La Chascona demonstrates the two sides of Neruda as well, with the rooms revealing insights into both the poet and the politician. While it is well known that he was awarded the Nobel Prize for literature in 1971, the importance of Neruda’s Marxist motivation is often overlooked. The numerous civic awards on display in the library serve as reminders of his successful diplomatic career. Neruda’s political interests remained strong right up until his death in 1973, which was attributed partly to stress over Salvador Allende’s loss of power following Pinochet’s military coup.
The lounge where Neruda’s wake was held is now open for visitors. The mountainous vista and eclectic collection of artworks, furniture and polished stones are welcoming, but their appearance masks a turbulent past. This is the same room in which Mathilde simultaneously mourned her husband and made a political stand, surrounded by friends and diplomats who had all picked their way across wooden beams to cross the flooded courtyard. The flooding was the result of vandalism, carried out by Neruda’s political opponents following General Augusto Pinochet’s takeover. When the people of Chile took to the streets to mourn him, they did so against direct orders, and knowing they were being watched by the brutal Pinochet regime.

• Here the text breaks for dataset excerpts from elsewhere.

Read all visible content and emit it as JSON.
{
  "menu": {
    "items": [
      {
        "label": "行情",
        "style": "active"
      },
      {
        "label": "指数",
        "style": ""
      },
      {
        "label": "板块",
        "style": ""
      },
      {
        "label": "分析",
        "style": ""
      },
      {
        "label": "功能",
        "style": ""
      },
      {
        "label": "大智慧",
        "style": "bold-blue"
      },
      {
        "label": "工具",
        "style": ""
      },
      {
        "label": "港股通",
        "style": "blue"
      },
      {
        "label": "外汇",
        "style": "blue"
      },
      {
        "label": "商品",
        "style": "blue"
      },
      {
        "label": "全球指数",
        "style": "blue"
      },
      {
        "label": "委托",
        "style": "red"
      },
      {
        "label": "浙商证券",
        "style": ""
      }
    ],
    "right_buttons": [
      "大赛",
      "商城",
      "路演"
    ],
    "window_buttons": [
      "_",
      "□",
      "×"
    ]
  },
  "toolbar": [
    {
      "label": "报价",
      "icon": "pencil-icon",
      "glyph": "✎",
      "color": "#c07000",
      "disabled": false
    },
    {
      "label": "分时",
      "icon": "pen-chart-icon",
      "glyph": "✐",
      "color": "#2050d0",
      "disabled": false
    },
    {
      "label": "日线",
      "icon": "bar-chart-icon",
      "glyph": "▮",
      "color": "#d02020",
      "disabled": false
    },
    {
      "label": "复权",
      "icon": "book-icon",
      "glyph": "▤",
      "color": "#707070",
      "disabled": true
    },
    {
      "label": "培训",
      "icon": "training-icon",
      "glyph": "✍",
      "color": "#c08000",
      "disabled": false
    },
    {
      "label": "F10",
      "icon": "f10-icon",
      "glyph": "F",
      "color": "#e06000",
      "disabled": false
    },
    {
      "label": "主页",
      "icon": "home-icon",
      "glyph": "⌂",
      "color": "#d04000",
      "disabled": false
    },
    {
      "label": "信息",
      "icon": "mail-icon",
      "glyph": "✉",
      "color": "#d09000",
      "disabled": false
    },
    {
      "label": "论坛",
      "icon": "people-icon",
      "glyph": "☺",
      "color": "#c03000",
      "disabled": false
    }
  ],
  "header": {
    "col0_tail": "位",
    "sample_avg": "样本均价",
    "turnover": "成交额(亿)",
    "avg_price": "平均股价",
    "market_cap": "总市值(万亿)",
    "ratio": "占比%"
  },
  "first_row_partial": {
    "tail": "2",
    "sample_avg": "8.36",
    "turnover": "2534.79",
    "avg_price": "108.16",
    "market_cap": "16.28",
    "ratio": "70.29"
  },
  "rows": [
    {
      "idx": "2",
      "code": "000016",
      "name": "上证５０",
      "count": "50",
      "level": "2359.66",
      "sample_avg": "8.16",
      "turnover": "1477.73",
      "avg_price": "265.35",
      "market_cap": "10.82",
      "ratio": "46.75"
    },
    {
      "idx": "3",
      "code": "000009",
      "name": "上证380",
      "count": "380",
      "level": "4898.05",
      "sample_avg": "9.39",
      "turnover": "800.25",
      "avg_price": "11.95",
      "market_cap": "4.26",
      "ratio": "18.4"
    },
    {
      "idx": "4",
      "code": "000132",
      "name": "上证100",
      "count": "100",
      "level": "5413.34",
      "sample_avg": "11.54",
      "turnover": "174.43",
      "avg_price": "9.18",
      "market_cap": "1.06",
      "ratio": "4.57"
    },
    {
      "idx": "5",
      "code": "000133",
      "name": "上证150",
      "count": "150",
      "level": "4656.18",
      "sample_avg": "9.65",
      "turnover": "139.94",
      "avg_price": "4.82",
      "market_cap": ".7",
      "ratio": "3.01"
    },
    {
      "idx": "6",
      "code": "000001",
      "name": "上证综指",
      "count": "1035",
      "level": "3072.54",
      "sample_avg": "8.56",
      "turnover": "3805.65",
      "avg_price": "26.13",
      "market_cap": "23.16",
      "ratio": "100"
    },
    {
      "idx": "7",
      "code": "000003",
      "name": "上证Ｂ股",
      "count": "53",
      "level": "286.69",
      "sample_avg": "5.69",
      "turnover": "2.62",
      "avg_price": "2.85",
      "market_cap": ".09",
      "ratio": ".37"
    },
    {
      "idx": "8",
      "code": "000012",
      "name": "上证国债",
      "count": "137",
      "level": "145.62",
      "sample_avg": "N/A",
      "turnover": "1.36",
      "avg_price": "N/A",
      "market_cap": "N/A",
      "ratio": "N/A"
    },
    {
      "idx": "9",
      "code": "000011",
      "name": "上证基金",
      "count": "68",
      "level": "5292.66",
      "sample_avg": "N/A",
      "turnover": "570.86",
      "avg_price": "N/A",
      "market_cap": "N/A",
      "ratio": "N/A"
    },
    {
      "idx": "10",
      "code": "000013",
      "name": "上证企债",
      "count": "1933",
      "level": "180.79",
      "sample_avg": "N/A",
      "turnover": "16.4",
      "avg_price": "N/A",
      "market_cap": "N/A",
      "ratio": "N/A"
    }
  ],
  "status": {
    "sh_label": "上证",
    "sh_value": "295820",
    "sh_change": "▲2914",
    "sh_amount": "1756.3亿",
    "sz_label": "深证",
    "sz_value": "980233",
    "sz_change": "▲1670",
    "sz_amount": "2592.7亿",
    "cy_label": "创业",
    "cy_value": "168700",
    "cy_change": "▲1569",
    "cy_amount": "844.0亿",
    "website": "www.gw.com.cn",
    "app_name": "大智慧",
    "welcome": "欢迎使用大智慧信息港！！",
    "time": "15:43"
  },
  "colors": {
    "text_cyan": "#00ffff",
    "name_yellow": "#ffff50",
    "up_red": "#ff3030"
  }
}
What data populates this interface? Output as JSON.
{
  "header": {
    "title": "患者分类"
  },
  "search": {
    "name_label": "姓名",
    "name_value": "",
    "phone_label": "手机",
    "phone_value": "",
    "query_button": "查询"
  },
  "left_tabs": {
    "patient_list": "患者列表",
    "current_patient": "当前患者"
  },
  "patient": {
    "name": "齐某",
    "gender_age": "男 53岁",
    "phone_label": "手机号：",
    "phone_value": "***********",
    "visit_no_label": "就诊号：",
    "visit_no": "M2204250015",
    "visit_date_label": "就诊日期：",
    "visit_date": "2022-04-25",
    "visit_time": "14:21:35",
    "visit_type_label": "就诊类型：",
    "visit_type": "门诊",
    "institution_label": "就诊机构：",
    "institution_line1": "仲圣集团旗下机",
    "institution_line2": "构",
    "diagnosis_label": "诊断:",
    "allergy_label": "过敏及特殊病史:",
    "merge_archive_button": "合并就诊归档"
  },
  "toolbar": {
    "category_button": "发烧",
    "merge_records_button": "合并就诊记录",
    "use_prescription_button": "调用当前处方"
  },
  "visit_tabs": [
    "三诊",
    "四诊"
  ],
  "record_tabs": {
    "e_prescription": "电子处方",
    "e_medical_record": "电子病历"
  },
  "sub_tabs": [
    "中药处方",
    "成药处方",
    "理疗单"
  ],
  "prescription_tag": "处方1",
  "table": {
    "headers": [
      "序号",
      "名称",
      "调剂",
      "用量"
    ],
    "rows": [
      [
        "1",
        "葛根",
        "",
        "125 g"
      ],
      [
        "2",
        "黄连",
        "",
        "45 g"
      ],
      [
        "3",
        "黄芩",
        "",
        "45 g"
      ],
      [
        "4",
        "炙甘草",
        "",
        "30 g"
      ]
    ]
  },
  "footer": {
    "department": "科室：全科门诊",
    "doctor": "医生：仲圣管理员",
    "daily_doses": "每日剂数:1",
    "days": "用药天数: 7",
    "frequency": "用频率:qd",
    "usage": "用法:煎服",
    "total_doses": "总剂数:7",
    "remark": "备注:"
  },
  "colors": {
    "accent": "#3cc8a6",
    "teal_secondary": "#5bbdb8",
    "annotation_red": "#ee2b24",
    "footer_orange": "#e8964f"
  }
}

Eyes still watch over the courtyard, but these days they are black and white drawings that hang from a branch and toss gently in the wind, winking over the landscape from many different angles. Having just come from Antarctica, my eyes are tuned in to relics of the Southern continent. Upstairs in the ‘French Room,’ an early map of Antarctica and a painting of a French Antarctic Expedition adorn the walls. The room is so called because it housed Neruda’s extensive collection of French poetry and literary works. It is also an insight into the poet’s unique attitude towards architecture: the room was built specifically to house Neruda’s favourite chair next to a well placed window and a picture he liked. Rather than starting with a space and filling it with details, he instead started with the details and built to accommodate them.
The result is a tangling maze of architectural moments, each its own work and, like a poem, suited to its own specific occasion. From the summer bar with its Single Malt Whisky sign, Fornasetti stools and giant pair of shoes through to the secret passageway between the dining room and Mathilde’s rooms upstairs, the house has many moods. It also inspires many moods in the visitors who come to explore, including curiosity and contemplation. I’ve come away from this excursion with a book of love poems, a better understanding of Chilean history and a definite track record for stalking literary greats.